Album Review: Dallas Buyers Club – Original Motion Picture Soundtrack
3 min readFrom losing 20kgs for the leading role to having 30 Seconds To Mars front-man Jared Leto play a transgender supporting character, Dallas Buyers Club is a film full of committed actors. Director Jean-Marc Vallée tells the story of Ron Woodford’s amazing battle against HIV. Early on in the film Woodford, played by Matthew McConaughey, a stereotypical homophobic redneck, finds out he gets AIDS, something he only associates with ‘faggots’. His journey to prolong his life as much as possible leads to him distributing necessary drugs to other HIV victims that were still classified by the FDA as ‘unapproved’. Working alongside Jared Leto’s transsexual character Royan, Woodford was able to extend his lives, and the lives of others.
Set in the 80’s where drugs and other experimentation was all the rage, music plays a big factor in the entire atmosphere of the movie. The soundtrack includes a diverse group of artists, from country stars, indie icons and modern rockers. All the songs featured help bring out the kind of mood a movie like Dallas Buyers Club is.
AWOLNATION supply the collection with an inviting party anthem. Woodford was known for being quite the hellraiser, due to all the drinking and gambling that he did, and 12 Burn It Down (Innerpartysystem Remix) clearly portrayed the kind of life he lived before being diagnosed.

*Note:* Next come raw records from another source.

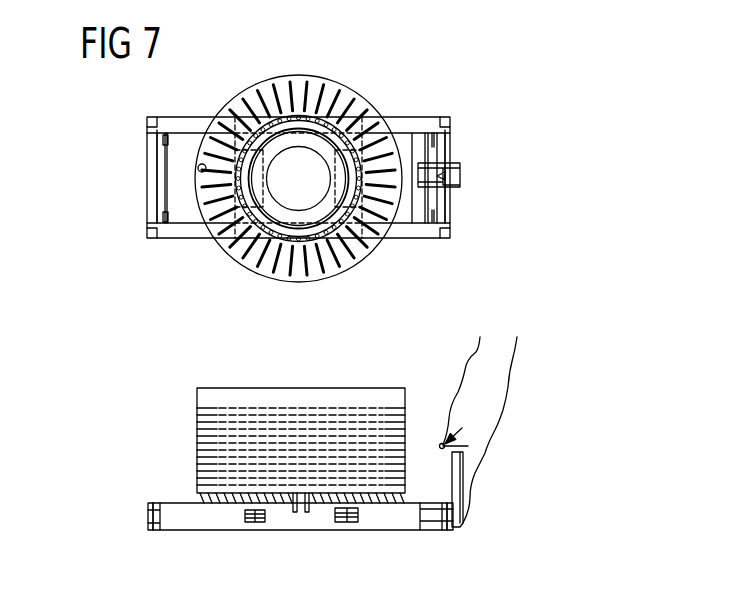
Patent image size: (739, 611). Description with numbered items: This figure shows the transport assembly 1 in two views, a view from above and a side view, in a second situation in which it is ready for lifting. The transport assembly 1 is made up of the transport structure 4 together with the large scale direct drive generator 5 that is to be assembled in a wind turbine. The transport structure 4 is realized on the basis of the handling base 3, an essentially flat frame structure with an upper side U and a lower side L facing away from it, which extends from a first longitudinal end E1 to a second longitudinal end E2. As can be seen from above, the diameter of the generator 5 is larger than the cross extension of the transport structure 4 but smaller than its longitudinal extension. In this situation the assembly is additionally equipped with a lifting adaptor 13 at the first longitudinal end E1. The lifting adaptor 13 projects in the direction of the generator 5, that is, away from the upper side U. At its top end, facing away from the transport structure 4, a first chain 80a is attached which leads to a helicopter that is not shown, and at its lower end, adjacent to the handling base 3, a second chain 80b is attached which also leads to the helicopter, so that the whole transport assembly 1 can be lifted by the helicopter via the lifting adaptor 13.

The transport assembly 1 is at (467, 75).
The handling base 3 is at (410, 236).
The transport structure 4 is at (202, 255).
The generator 5 is at (292, 272).
The lifting adaptor 13 is at (455, 163).
The first longitudinal end E1 is at (450, 202).
The second longitudinal end E2 is at (112, 527).
The first chain 80a is at (462, 370).
The second chain 80b is at (510, 396).
The upper side U is at (417, 493).
The lower side L is at (270, 550).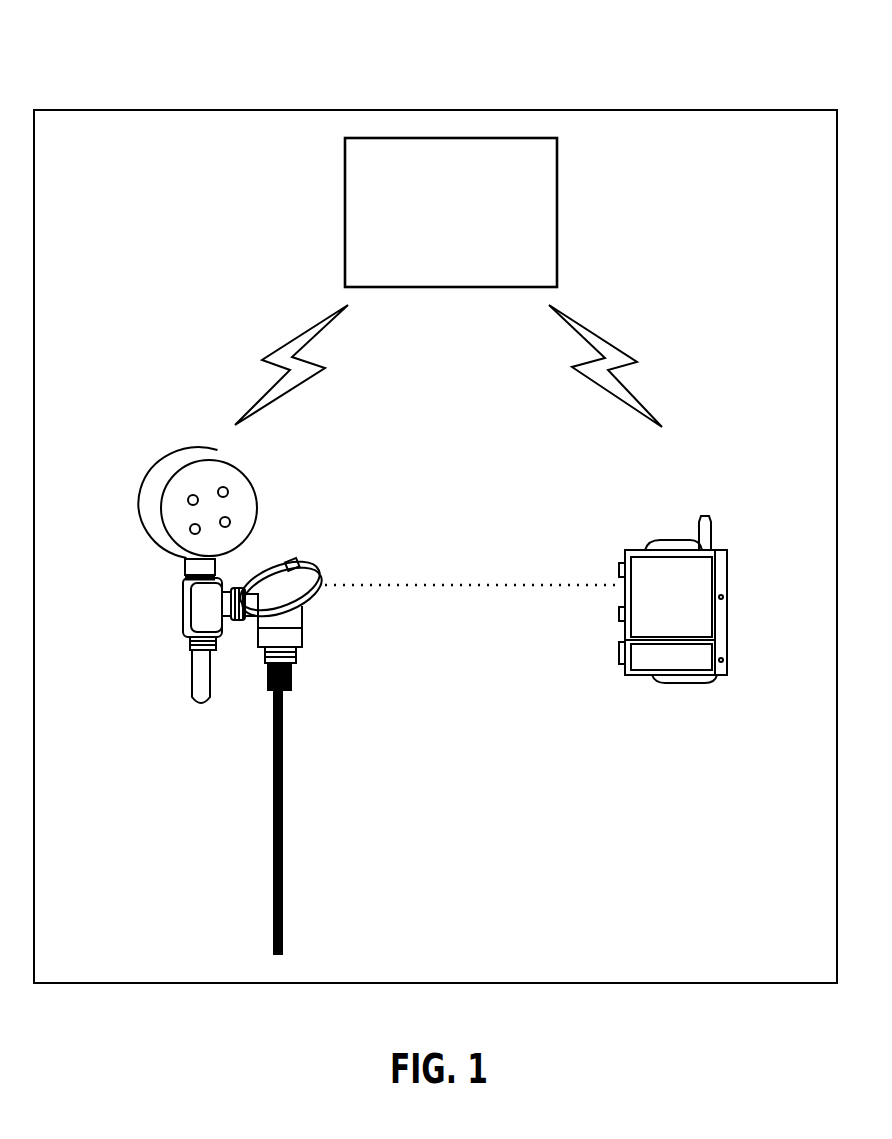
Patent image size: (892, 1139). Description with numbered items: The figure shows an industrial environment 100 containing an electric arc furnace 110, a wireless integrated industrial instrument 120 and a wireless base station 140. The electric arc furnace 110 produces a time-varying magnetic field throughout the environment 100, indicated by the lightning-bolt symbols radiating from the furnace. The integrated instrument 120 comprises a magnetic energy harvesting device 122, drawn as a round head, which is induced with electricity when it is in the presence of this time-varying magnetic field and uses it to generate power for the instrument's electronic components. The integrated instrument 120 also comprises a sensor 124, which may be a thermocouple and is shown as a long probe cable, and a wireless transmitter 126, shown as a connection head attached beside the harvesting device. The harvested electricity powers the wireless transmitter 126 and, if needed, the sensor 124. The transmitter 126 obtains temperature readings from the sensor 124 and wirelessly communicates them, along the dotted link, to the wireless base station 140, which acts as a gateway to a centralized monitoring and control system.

The industrial environment 100 is at (712, 110).
The electric arc furnace 110 is at (480, 247).
The wireless integrated industrial instrument 120 is at (280, 500).
The magnetic energy harvesting device 122 is at (182, 468).
The sensor 124 is at (273, 772).
The wireless transmitter 126 is at (297, 530).
The wireless base station 140 is at (668, 555).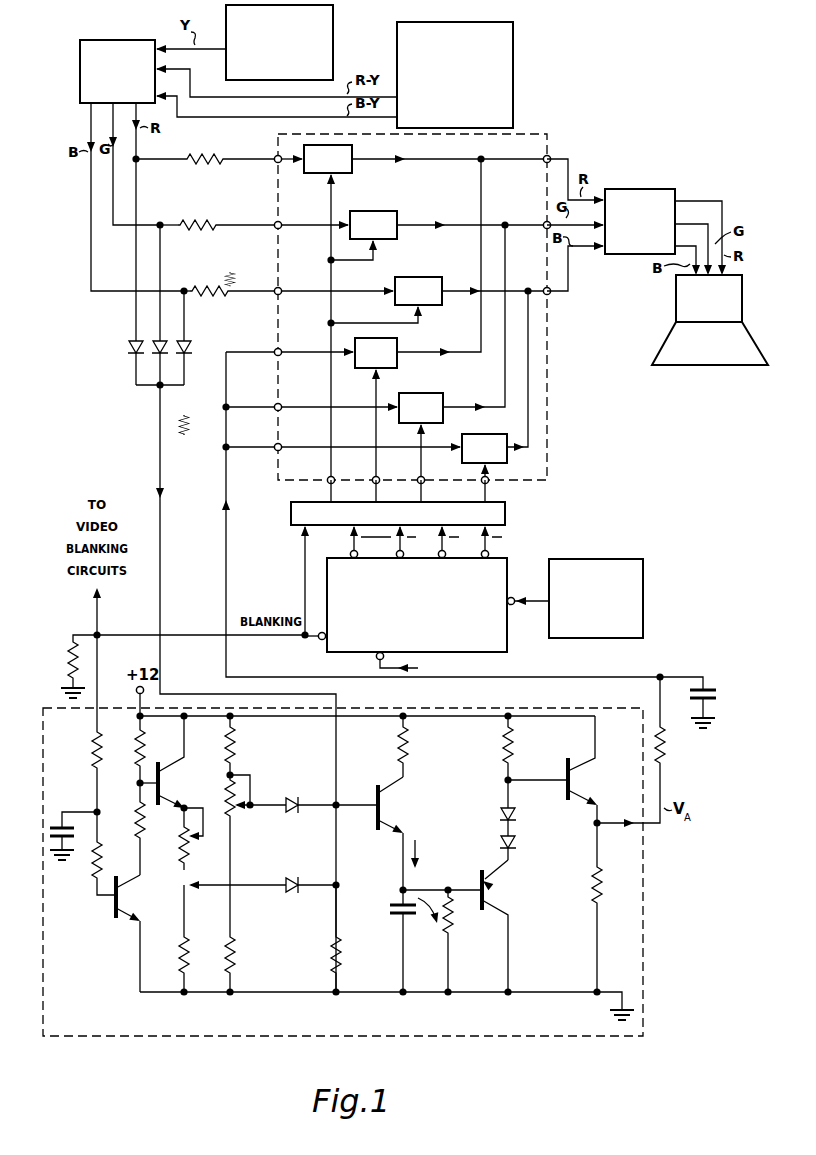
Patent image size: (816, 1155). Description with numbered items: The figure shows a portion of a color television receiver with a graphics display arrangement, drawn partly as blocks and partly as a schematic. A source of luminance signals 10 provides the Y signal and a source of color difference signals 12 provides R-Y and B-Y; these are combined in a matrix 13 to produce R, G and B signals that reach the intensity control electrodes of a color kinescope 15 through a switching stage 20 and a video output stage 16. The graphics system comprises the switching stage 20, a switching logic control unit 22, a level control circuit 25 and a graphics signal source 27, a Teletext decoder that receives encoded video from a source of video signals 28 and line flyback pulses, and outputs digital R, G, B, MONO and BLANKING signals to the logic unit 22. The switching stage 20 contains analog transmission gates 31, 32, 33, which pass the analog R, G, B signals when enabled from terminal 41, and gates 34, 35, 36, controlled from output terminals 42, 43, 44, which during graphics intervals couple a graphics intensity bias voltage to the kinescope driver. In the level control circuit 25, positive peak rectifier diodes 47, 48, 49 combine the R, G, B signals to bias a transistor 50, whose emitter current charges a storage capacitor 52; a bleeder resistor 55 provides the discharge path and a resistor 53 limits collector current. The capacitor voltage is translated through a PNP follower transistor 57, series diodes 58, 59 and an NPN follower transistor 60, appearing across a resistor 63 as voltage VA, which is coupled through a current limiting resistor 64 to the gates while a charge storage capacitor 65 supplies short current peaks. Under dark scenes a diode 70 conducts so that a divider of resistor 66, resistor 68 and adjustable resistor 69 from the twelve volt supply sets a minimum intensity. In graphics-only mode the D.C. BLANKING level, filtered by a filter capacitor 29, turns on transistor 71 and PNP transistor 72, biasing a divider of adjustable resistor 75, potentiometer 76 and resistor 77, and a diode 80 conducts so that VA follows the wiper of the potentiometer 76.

The source of luminance signals 10 is at (333, 28).
The source of color difference signals 12 is at (513, 68).
The matrix 13 is at (81, 71).
The color kinescope 15 is at (675, 313).
The video output stage 16 is at (645, 189).
The switching stage 20 is at (692, 417).
The switching logic control unit 22 is at (505, 510).
The level control circuit 25 is at (389, 654).
The graphics signal source 27 is at (507, 558).
The source of video signals 28 is at (643, 573).
The filter capacitor 29 is at (53, 826).
The gate 31 is at (352, 172).
The gate 32 is at (390, 240).
The gate 33 is at (434, 305).
The gate 34 is at (397, 366).
The gate 35 is at (443, 394).
The gate 36 is at (490, 434).
The terminal of logic unit 41 is at (327, 477).
The output terminal of logic unit 42 is at (372, 477).
The output terminal of logic unit 43 is at (417, 477).
The output terminal of logic unit 44 is at (482, 478).
The positive peak rectifier diode 47 is at (127, 348).
The positive peak rectifier diode 48 is at (153, 340).
The positive peak rectifier diode 49 is at (191, 342).
The transistor 50 is at (424, 813).
The storage capacitor 52 is at (389, 912).
The resistor 53 is at (408, 747).
The bleeder resistor 55 is at (454, 929).
The PNP follower transistor 57 is at (526, 903).
The diode 58 is at (516, 845).
The diode 59 is at (516, 812).
The NPN follower transistor 60 is at (606, 787).
The resistor 63 is at (587, 890).
The current limiting resistor 64 is at (666, 760).
The charge storage capacitor 65 is at (710, 690).
The resistor 66 is at (235, 745).
The resistor 68 is at (236, 950).
The adjustable resistor 69 is at (256, 855).
The diode 70 is at (293, 798).
The transistor 71 is at (146, 905).
The PNP transistor 72 is at (194, 779).
The adjustable resistor 75 is at (214, 803).
The potentiometer 76 is at (216, 875).
The resistor 77 is at (191, 960).
The diode 80 is at (293, 880).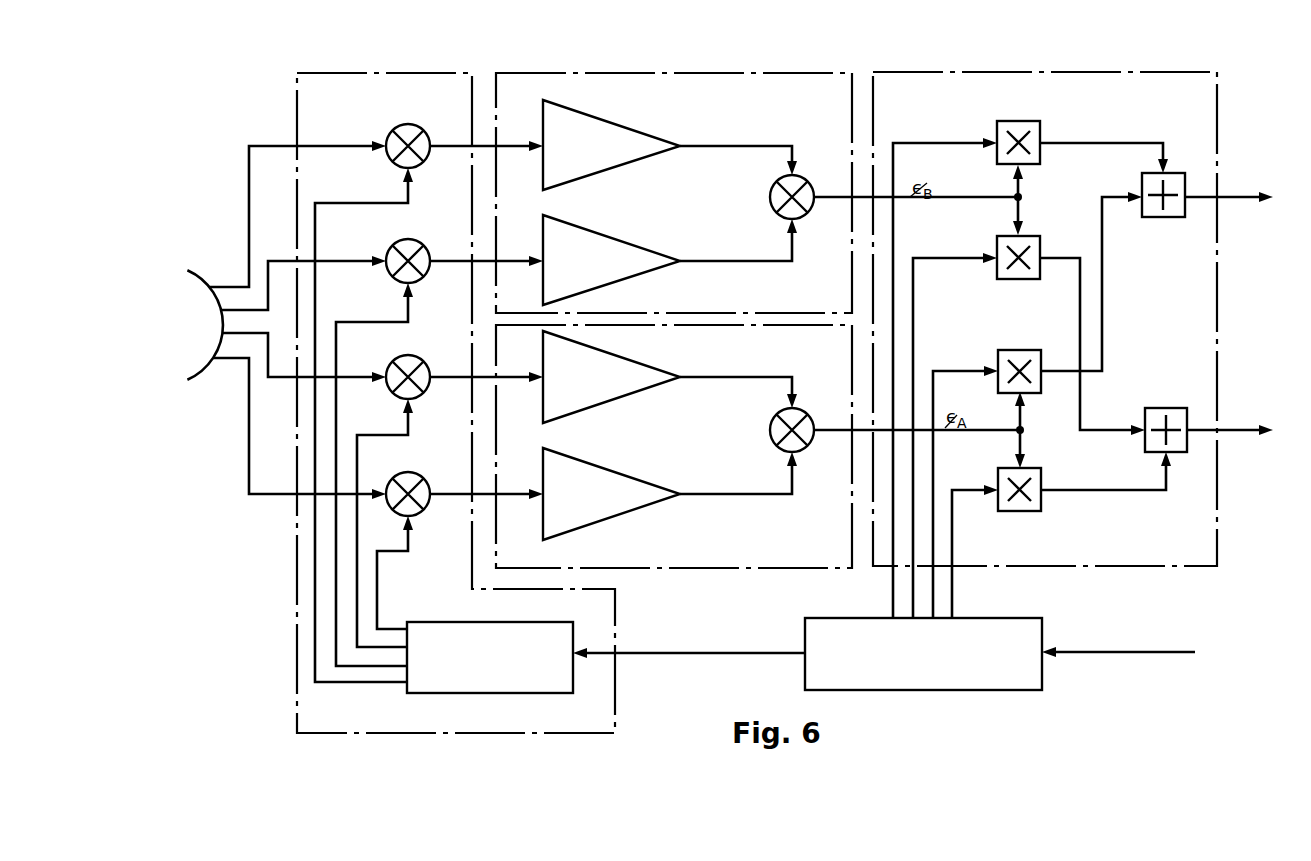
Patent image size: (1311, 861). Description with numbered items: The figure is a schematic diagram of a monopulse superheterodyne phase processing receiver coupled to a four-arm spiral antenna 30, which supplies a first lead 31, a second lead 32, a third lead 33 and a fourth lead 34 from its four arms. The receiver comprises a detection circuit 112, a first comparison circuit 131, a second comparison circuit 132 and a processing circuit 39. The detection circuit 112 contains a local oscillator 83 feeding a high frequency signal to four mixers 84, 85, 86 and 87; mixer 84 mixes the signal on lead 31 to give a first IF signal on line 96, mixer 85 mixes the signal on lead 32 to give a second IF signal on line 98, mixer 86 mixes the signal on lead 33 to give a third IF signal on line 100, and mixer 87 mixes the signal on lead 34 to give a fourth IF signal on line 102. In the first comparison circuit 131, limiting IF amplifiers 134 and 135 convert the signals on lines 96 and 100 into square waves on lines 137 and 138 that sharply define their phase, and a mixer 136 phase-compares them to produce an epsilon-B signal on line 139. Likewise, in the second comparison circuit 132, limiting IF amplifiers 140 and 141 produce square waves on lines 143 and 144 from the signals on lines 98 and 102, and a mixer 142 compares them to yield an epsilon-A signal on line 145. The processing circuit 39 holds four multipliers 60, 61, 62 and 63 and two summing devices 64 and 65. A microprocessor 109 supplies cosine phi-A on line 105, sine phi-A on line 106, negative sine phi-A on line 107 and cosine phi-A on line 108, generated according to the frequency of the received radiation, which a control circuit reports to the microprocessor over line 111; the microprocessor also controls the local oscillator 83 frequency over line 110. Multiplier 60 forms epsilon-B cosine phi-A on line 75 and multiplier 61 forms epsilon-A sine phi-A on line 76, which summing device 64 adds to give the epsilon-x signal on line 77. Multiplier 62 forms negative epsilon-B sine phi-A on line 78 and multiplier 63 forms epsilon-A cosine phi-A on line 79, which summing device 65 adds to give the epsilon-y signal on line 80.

The four-arm spiral antenna 30 is at (199, 266).
The first lead 31 is at (267, 287).
The second lead 32 is at (226, 361).
The third lead 33 is at (236, 286).
The fourth lead 34 is at (267, 360).
The processing circuit 39 is at (1100, 72).
The multiplier 60 is at (1027, 120).
The multiplier 61 is at (1019, 350).
The multiplier 62 is at (1023, 236).
The multiplier 63 is at (1037, 468).
The summing device 64 is at (1163, 217).
The summing device 65 is at (1161, 408).
The line 75 is at (1096, 142).
The line 76 is at (1106, 352).
The line 77 is at (1232, 198).
The line 78 is at (1079, 280).
The line 79 is at (1076, 489).
The line 80 is at (1226, 428).
The local oscillator 83 is at (538, 622).
The mixer 84 is at (410, 241).
The mixer 85 is at (413, 473).
The mixer 86 is at (410, 126).
The mixer 87 is at (413, 356).
The line 96 is at (455, 265).
The line 98 is at (455, 498).
The line 100 is at (455, 150).
The line 102 is at (448, 382).
The line 105 is at (893, 592).
The line 106 is at (935, 581).
The line 107 is at (911, 569).
The line 108 is at (953, 600).
The microprocessor 109 is at (1045, 633).
The line 110 is at (670, 652).
The line 111 is at (1168, 652).
The detection circuit 112 is at (406, 73).
The first comparison circuit 131 is at (730, 73).
The second comparison circuit 132 is at (718, 568).
The limiting IF amplifier 134 is at (622, 247).
The limiting IF amplifier 135 is at (614, 121).
The mixer 136 is at (770, 192).
The line 137 is at (711, 260).
The line 138 is at (726, 144).
The line 139 is at (838, 205).
The limiting IF amplifier 140 is at (623, 473).
The limiting IF amplifier 141 is at (641, 366).
The mixer 142 is at (770, 426).
The line 143 is at (708, 494).
The line 144 is at (719, 377).
The line 145 is at (838, 438).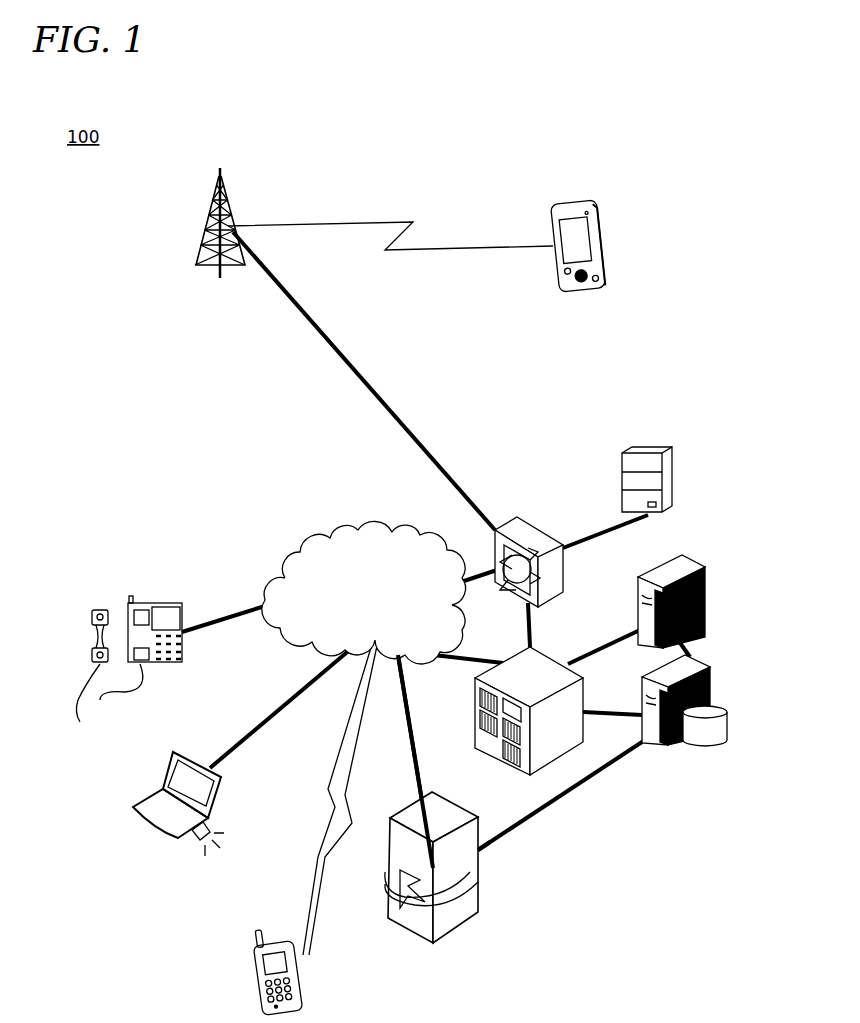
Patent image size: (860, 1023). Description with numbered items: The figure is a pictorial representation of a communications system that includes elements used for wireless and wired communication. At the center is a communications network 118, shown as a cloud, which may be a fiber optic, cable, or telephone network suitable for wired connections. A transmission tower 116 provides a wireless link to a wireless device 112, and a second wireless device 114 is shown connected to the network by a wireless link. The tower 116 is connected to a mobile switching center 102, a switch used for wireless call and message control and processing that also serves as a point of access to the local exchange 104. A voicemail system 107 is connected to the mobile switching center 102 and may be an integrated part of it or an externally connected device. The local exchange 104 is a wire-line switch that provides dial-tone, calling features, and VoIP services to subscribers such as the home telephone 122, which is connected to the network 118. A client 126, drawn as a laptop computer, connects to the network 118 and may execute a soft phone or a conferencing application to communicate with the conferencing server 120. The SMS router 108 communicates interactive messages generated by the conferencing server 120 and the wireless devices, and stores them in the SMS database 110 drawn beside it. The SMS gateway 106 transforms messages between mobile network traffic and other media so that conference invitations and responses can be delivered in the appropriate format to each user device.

The mobile switching center 102 is at (518, 516).
The local exchange 104 is at (529, 711).
The SMS gateway 106 is at (465, 920).
The voicemail system 107 is at (640, 458).
The SMS router 108 is at (640, 745).
The SMS database 110 is at (738, 742).
The wireless device 112 is at (603, 213).
The wireless device 114 is at (300, 965).
The transmission tower 116 is at (205, 224).
The communications network 118 is at (364, 592).
The conferencing server 120 is at (663, 580).
The home telephone 122 is at (120, 672).
The client 126 is at (232, 801).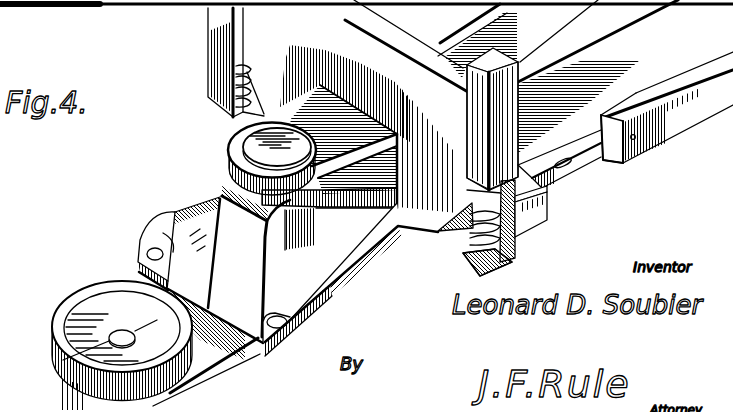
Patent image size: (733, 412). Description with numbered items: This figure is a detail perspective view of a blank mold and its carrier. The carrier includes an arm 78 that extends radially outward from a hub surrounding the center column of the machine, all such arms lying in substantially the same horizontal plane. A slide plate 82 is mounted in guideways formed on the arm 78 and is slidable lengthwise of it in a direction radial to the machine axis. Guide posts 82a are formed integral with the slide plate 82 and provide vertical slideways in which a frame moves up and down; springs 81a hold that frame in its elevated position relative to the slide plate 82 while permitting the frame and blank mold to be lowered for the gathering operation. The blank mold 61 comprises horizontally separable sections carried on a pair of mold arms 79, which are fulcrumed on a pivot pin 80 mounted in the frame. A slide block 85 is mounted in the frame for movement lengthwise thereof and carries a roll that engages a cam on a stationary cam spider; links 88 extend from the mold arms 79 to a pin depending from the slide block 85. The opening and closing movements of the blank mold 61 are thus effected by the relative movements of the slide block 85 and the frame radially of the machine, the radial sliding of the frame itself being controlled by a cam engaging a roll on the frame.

Amongst all the upbeat and energetic songs there’s also the very sombre and melancholy tracks. Along the way Woodford grows as a person, much introspection leads him to leave being his old bigoted thinking, and he puts all his efforts on surviving and to keep others surviving too. Artists like The Airborne Toxic Event and Tegan And Sara provide the songs Hell And Back and Shudder To Think, which reflect the character’s progression to a broader look on life.
Other notable tracks on the soundtrack is Capital Cities cover of the Bee Gees Stayin’ Alive, 30 Seconds To Mars acoustic version of City Of Angels and T. Rex’s Main Man and Life Is Strange. There’s a sort of bittersweet irony in the way Capital Cities represent the disco hit Stayin’ Alive. Taking away the high-pitched harmonies and replacing them with brooding layers of vocals add more of a sombre feeling as the words ‘staying alive’ are sung. The acoustic version of City Of Angels also provide a solemn mood, due to its stripped-back nature.
And then there’s T. Rex’s work on the soundtrack. While all the songs on the soundtrack do represent all aspects of Woodford’s story well, Main Man and Life Is Strange are the two tracks that stand out above the rest. Both songs have the right mix of the psychedelic vibe of the 80’s through the different synth work, which is combined with acoustic instruments that give off a relaxed country-folk style. Not only do those songs represent the film’s setting, but Woodford himself.
The movie itself is quite compelling, whether it’s Woodford’s change of heart that captures the watcher, or the whole HIV community and the struggles of each and everyone of them at such a restrictive time. But without such an accurate soundtrack, the film wouldn’t have made such a big impact, and both the visual and aural aspects work together to create a beautiful story of a man fighting for the right to live his life.